If you’re a frequent customer of a Starbucks drive-through location, your morning java pickup is about to get more efficient—or so the chain hopes.
Starbucks will be adding video screens to 2,400 of its drive-through lanes in the U.S. The process will happen over the next 12 months.
Such screens are standard at drive-through lanes of many fast-food chains, such as McDonalds, Burger King, and Sonic—but the Starbucks screens will have a twist: customers will see their barista’s face when they relay their order. Not all bleary-eyed, early-morning drivers may crave such an interaction, but a spokesperson told Bloomberg: “It’s about that customer-barista connection.” Starbucks began testing this technology two years ago in its home state of Washington, and a spokesperson told the Huffington Post at that time, “There’s just a little bit more personal interaction in the drive-thru experience when you have the video screen.”

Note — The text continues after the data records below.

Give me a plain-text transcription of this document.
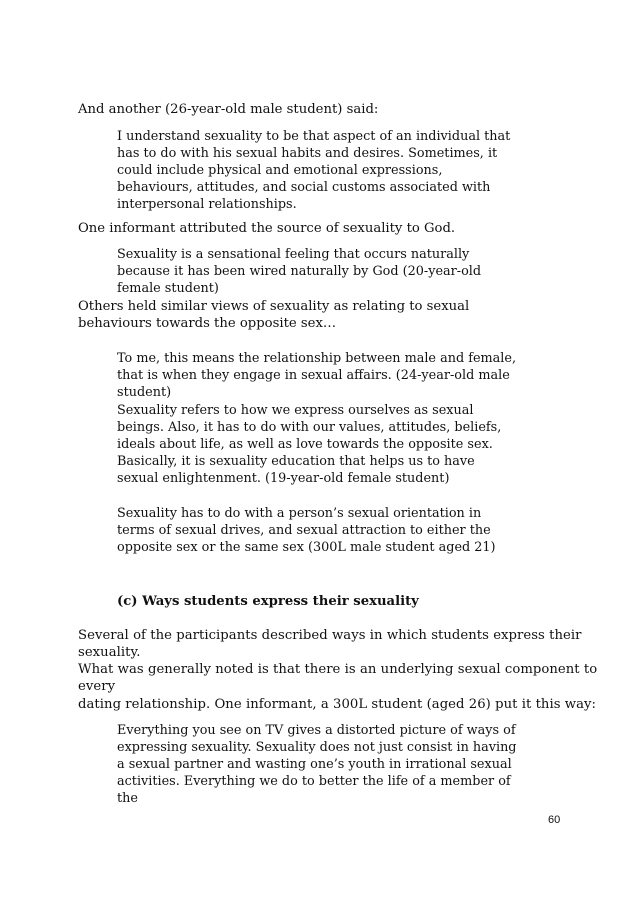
And another (26-year-old male student) said:

I understand sexuality to be that aspect of an individual that has to do with his sexual habits and desires. Sometimes, it could include physical and emotional expressions, behaviours, attitudes, and social customs associated with interpersonal relationships.

One informant attributed the source of sexuality to God.

Sexuality is a sensational feeling that occurs naturally because it has been wired naturally by God (20-year-old female student)

Others held similar views of sexuality as relating to sexual behaviours towards the opposite sex…

To me, this means the relationship between male and female, that is when they engage in sexual affairs. (24-year-old male student)

Sexuality refers to how we express ourselves as sexual beings. Also, it has to do with our values, attitudes, beliefs, ideals about life, as well as love towards the opposite sex. Basically, it is sexuality education that helps us to have sexual enlightenment. (19-year-old female student)

Sexuality has to do with a person’s sexual orientation in terms of sexual drives, and sexual attraction to either the opposite sex or the same sex (300L male student aged 21)

(c) Ways students express their sexuality

Several of the participants described ways in which students express their sexuality.

What was generally noted is that there is an underlying sexual component to every

dating relationship. One informant, a 300L student (aged 26) put it this way:

Everything you see on TV gives a distorted picture of ways of expressing sexuality. Sexuality does not just consist in having a sexual partner and wasting one’s youth in irrational sexual activities. Everything we do to better the life of a member of the

60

As much as the company may position the screens as a tool to make the experience more welcoming and friendly, this is really about speed of service. We’ve all had the experience of pulling up to a clunky speaker, shouting our order, and hearing a crackly, hard-to-understand voice on the other end. The video screens should make the drive-through process better: your items appear on the screen as you order them so that you know the order has gone through. You will deliver your order to the floating, pixellated head of a barista who can see you, too.
Starbucks has been putting a bigger emphasis on technology in recent years, especially, lately, on mobile technology, and recently rolled out mobile ordering. As other coffee chains edge into its lane in popular product areas like cold-brew coffee (see: Peet’s, Chick-fil-A, and Le Pain Quotidien), CEO Howard Schultz is betting big on better tech.